The value may be between 15 billion euros and 20 billion euros and its duration may be between 3 years and 4 years, Varga told the website Origo in an interview published today. An agreement may be reached by the end of January, he said.
“Since we would only use this in an emergency and therefore it doesn’t increase the debt level, we can talk about a higher amount” than previously discussed, Varga said, according to the interview’s transcript. “Based on our debt- repayment schedule, a three- to four-year duration and 15 to 20 billion euros is possible.”
Orban, who was elected with a two-third parliamentary majority last year, reversed a policy of shunning international aid after the forint fell to its weakest on record against the euro last month and the government struggled to raise planned amounts at debt auctions. The country lost its investment grade at Moody’s Investors Service in November after 15 years.
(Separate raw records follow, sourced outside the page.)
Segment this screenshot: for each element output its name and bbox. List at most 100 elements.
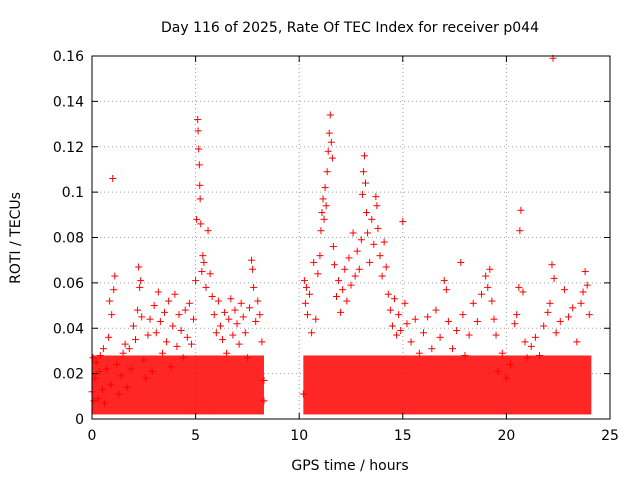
data-point (469, 299, 477, 307)
data-point (384, 290, 392, 298)
data-point (204, 227, 212, 235)
data-point (353, 247, 361, 255)
data-point (256, 311, 264, 319)
data-point (546, 299, 554, 307)
data-point (376, 252, 384, 260)
data-point (194, 116, 202, 124)
data-point (316, 252, 324, 260)
data-point (125, 345, 133, 353)
data-point (325, 129, 333, 137)
data-point (357, 236, 365, 244)
data-point (214, 297, 222, 305)
data-point (370, 240, 378, 248)
data-point (195, 145, 203, 153)
data-point (436, 333, 444, 341)
data-point (225, 315, 233, 323)
data-point (109, 175, 117, 183)
data-point (312, 315, 320, 323)
data-point (301, 299, 309, 307)
data-point (108, 311, 116, 319)
data-point (577, 299, 585, 307)
data-point (323, 168, 331, 176)
data-point (428, 345, 436, 353)
data-point (548, 261, 556, 269)
data-point (235, 340, 243, 348)
data-point (173, 342, 181, 350)
data-point (194, 127, 202, 135)
data-point (540, 322, 548, 330)
data-point (308, 329, 316, 337)
data-point (248, 256, 256, 264)
y-tick-label: 0 (75, 412, 84, 428)
data-point (320, 215, 328, 223)
data-point (399, 218, 407, 226)
data-point (300, 277, 308, 285)
data-point (449, 345, 457, 353)
data-point (208, 292, 216, 300)
data-point (388, 322, 396, 330)
axis-ticks (91, 55, 611, 420)
data-point (138, 313, 146, 321)
data-point (185, 299, 193, 307)
data-point (212, 329, 220, 337)
data-point (306, 290, 314, 298)
dense-data-band (92, 355, 592, 415)
data-point (349, 229, 357, 237)
data-point (482, 272, 490, 280)
x-tick-label: 25 (601, 428, 619, 444)
data-point (516, 227, 524, 235)
data-point (328, 154, 336, 162)
data-point (363, 209, 371, 217)
data-point (197, 220, 205, 228)
data-point (521, 338, 529, 346)
data-point (583, 281, 591, 289)
data-point (154, 288, 162, 296)
data-point (326, 111, 334, 119)
data-point (391, 295, 399, 303)
data-point (231, 306, 239, 314)
y-axis-title: ROTI / TECUs (8, 192, 24, 284)
data-point (366, 258, 374, 266)
data-point (337, 308, 345, 316)
data-point (442, 286, 450, 294)
data-point (200, 258, 208, 266)
data-point (239, 313, 247, 321)
data-point (210, 311, 218, 319)
data-point (490, 315, 498, 323)
data-point (360, 152, 368, 160)
data-point (177, 327, 185, 335)
y-tick-label: 0.04 (53, 321, 84, 337)
data-point (569, 304, 577, 312)
data-point (99, 345, 107, 353)
data-point (364, 229, 372, 237)
data-point (303, 311, 311, 319)
data-point (175, 311, 183, 319)
x-tick-label: 5 (191, 428, 200, 444)
data-point (395, 311, 403, 319)
data-point (181, 306, 189, 314)
data-point (465, 331, 473, 339)
data-point (229, 331, 237, 339)
data-point (556, 317, 564, 325)
data-point (196, 195, 204, 203)
x-tick-label: 0 (88, 428, 97, 444)
y-tick-label: 0.02 (53, 367, 84, 383)
low-roti-band (92, 355, 264, 415)
data-point (150, 302, 158, 310)
data-point (565, 313, 573, 321)
data-point (332, 292, 340, 300)
data-point (351, 272, 359, 280)
data-point (193, 215, 201, 223)
data-point (478, 290, 486, 298)
data-point (403, 320, 411, 328)
data-point (110, 286, 118, 294)
data-point (134, 306, 142, 314)
data-point (380, 238, 388, 246)
data-point (457, 258, 465, 266)
data-point (343, 297, 351, 305)
x-axis-title: GPS time / hours (291, 458, 408, 474)
data-point (517, 206, 525, 214)
data-point (368, 215, 376, 223)
data-point (484, 283, 492, 291)
data-point (339, 286, 347, 294)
The forint rose 0.5 percent to 305.02 per euro at 11:07 a.m. today, rebounding from a two-week low. The Hungarian currency has been the worst-performing in the world in the second half of this year, losing 13 percent against the euro.
A 20 billion-euro package would match the size of Hungary’s 2008 bailout that the previous government obtained after the global financial crisis engulfed the country. Hungary was the first EU member to resort to an IMF-led bailout during the crisis.
The government has repaid 2 billion euros from that loan at the end of November, Varga said. The next “serious” installment comes due at the end of March, when 960 million euros have to be repaid, he said.
After Orban came to power in 2010, he rejected IMF funds, citing a need to implement “unorthodox” policies, which included the effective nationalization of $13 billion in mandatory private pension funds and special taxes on the energy, financial, retail and telecommunication industries.
The industry taxes are planned until the end of 2012 and the government shouldn’t extend them to protect economic growth, which is expected to slow to 0.5 percent next year, Varga said.
Extending the taxes would “worsen our growth outlook further,” and “even 0.5 percent growth would be rendered unrealistic,” Varga said.
Hungary and the IMF have “slightly” disagreed on the extraordinary tax on commercial banks, the government forcing lenders to swallow exchange rate losses on foreign currency mortgages and the 2012 budget deficit, Varga said. The Washington-based lender agreed with the main thrust of Hungary’s “fiscal steps,” he said.
“The most important steps of the Hungarian government are in line with the IMF’s policy recommendations,” Varga said. “That’s why I don’t think it will be too difficult to come to an agreement.”
The government needs to agree with the IMF, commercial banks and the central bank, Varga said. An IMF agreement is needed to obtain a “safety net” for the country, while a deal with commercial banks is needed to ensure they continue to finance the economy.
Central Bank ‘Compromise’
The Cabinet also needs to “compromise” with the central bank to ensure that fiscal and monetary policy “don’t permanently diverge,” Varga said. The central bank raised the benchmark interest rate in November to 6.5 percent, the EU’s highest, from 6 percent, to protect the forint after the country’s sovereign credit rating was cut to junk.
“The central bank and, to a lesser extent, the government need to make gestures and need to strive for a compromise which provides incentives for monetary policy to help the government’s growth plans,” Varga said.